Monday, September 22, 2014
tiny breaking wave on the crescent beach / the view from the end of Water. St. / morning dew / snapdragon-ish yellow yellow wildflowers / a meadow of Queen Anne's Lace / I heart gulls / from inside a meadow / skinny, shaggalicious Winnie Dixon legs - early morning harbour side boardwalk
What we call the beginning is often the end.
And to make an end is to make a beginning.
The end is where we start from.
T. S. Eliot
Transitions is not simply a manual on how to cope; rather, it is based on the theory of personal development that views transition as the natural process of disorientation and reorientation marking the turning points in the path go growth. Throughout nature, growth involves periodic accelerations and transformations: things go slowly for a time and nothing seems to happen – until suddenly the eggshell cracks, the branch blossoms, the tadpole's tail shrinks away, the leaf falls, the bird jolts, the hibernation begins. With us it is the same. Although the signs are less clear than in the world of feather and leaf, the functions of transition times are the same. They are key times in the natural process of development and self renewal. Without an understanding of such natural times of transition, we are left impossibly hoping that change will bypass us and let us go on with our lives s before. If we have learned on thing, it is that change will happen – that change is the norm and somehow or other we will need to develop ways of dealing productively with it.
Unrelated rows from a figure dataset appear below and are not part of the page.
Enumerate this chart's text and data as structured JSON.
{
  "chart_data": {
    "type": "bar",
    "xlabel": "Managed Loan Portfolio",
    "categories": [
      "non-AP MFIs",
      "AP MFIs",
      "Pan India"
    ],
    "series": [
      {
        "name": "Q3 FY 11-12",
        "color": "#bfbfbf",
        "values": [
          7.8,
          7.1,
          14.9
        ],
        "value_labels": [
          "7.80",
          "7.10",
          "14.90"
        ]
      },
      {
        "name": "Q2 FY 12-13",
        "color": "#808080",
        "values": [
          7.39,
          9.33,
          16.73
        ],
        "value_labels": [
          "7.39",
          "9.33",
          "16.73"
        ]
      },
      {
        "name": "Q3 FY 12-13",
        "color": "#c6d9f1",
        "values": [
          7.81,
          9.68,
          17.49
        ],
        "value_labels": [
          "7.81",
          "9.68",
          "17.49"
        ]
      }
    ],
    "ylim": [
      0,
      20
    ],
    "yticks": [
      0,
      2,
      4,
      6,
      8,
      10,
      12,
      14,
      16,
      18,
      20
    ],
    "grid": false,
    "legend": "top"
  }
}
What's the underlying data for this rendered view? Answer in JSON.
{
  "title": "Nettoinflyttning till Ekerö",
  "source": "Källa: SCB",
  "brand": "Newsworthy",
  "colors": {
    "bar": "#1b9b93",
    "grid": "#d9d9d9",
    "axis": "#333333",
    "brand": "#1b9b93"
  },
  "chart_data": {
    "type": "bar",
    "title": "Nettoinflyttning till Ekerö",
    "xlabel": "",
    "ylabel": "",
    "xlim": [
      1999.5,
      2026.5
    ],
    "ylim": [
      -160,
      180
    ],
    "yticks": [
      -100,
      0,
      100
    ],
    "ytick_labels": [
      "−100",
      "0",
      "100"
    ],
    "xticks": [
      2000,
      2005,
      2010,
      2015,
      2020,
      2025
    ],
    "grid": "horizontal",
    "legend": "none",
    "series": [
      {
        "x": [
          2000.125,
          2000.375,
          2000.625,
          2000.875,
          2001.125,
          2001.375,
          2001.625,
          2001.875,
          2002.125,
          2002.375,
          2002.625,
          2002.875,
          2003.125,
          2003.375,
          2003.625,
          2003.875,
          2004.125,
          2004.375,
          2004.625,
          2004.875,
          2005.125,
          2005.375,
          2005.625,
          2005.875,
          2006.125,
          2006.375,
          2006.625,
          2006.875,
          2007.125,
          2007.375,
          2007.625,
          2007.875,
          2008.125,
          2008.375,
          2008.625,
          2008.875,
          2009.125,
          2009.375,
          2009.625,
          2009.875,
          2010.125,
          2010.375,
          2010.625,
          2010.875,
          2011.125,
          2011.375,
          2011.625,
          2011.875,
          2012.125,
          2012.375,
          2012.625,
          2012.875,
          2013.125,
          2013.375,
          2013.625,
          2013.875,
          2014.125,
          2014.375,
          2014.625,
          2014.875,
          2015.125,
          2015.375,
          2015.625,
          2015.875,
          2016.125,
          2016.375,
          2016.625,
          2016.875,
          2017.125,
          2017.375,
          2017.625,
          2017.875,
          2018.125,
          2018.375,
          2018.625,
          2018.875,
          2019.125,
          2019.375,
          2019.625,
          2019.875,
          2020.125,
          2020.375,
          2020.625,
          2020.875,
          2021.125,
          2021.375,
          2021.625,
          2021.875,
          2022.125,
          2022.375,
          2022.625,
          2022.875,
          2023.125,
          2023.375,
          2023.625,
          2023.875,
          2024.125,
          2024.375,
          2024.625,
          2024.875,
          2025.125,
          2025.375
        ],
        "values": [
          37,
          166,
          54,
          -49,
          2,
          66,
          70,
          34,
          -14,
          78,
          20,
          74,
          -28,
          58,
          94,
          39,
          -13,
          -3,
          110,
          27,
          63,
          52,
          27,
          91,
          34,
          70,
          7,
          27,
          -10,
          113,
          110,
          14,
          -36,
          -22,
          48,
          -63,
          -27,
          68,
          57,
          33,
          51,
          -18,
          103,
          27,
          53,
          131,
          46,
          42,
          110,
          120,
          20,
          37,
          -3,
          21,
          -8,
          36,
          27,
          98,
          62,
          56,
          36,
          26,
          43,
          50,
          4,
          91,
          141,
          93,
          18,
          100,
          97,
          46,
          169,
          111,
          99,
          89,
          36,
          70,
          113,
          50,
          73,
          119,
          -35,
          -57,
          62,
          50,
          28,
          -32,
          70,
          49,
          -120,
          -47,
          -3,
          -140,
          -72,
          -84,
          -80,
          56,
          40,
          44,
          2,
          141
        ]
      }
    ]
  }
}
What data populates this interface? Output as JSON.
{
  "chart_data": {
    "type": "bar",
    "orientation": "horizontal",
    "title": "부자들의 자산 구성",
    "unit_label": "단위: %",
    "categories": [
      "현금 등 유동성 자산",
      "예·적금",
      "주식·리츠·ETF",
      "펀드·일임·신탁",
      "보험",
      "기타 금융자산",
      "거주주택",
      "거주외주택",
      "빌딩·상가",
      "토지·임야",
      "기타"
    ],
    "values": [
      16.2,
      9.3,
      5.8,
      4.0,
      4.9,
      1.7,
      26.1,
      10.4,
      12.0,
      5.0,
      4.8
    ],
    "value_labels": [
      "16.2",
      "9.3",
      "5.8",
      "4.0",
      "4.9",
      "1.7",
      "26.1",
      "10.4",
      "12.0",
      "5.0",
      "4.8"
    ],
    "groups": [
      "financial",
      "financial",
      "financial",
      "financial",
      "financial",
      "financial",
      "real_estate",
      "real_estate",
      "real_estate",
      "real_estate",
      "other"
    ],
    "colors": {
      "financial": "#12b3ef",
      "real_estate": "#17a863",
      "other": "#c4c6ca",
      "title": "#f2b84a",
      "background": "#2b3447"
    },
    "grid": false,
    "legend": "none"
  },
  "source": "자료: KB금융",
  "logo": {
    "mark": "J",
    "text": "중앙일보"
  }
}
William Bridges / Transitions: Making Sense of Life's Changes / from Chapter 1 - The Need for Change
Not all those who wander are lost
J. R. Tolkien
Considering that we all have to deal with endings all our lives, most of us handle them poorly. This is in part because we misunderstand them and take them too seriously or not seriously enough. We take them too seriously by confusing them with finality – that's it, all over, never more, finished ! We see them as something without sequel, forgetting that they are the first phase of the transition process and a precognition of self-renewal. At the same time, we fail to take them seriously enough. Because they scare us, we try to avoid them.
William Bridges / Transitions: Making Sense of Life's Changes / from Chapter 5 - Endings
not wandering x stuck x lost = very stuck + very lost
I realize that I have been afraid to wander, afraid to wander ahead into my future, especially my future with a different address, without 29 Black Street (not the blog the home) and it's taken me a long time to solidify these thoughts (as is par for my course). By not allowing myself to really go to that place in my mind (& desires) where I do live somewhere else, walk somewhere else, do different things, see different people and live a much simpler, potentially easier, more stimulating life ...
& one that most likely will be without two senior pets (Bleet & Winnie) I have made myself feel incredibly stuck and incredibly lost. Desperate even. Despair. Saying goodbye to Bleet Thursday was a push, or a slap ... a reminder that change is happening with or without me so I best get with the program.
I used to have a copy of William Bridges book Transitions bought back at that other time, nearly 5 years ago to the day when I was also trying to wrap my mind around leaving 29 Black Street. I couldn't find the book so I bought another copy that and a copy of Gay Hendrick's book The Big Leap.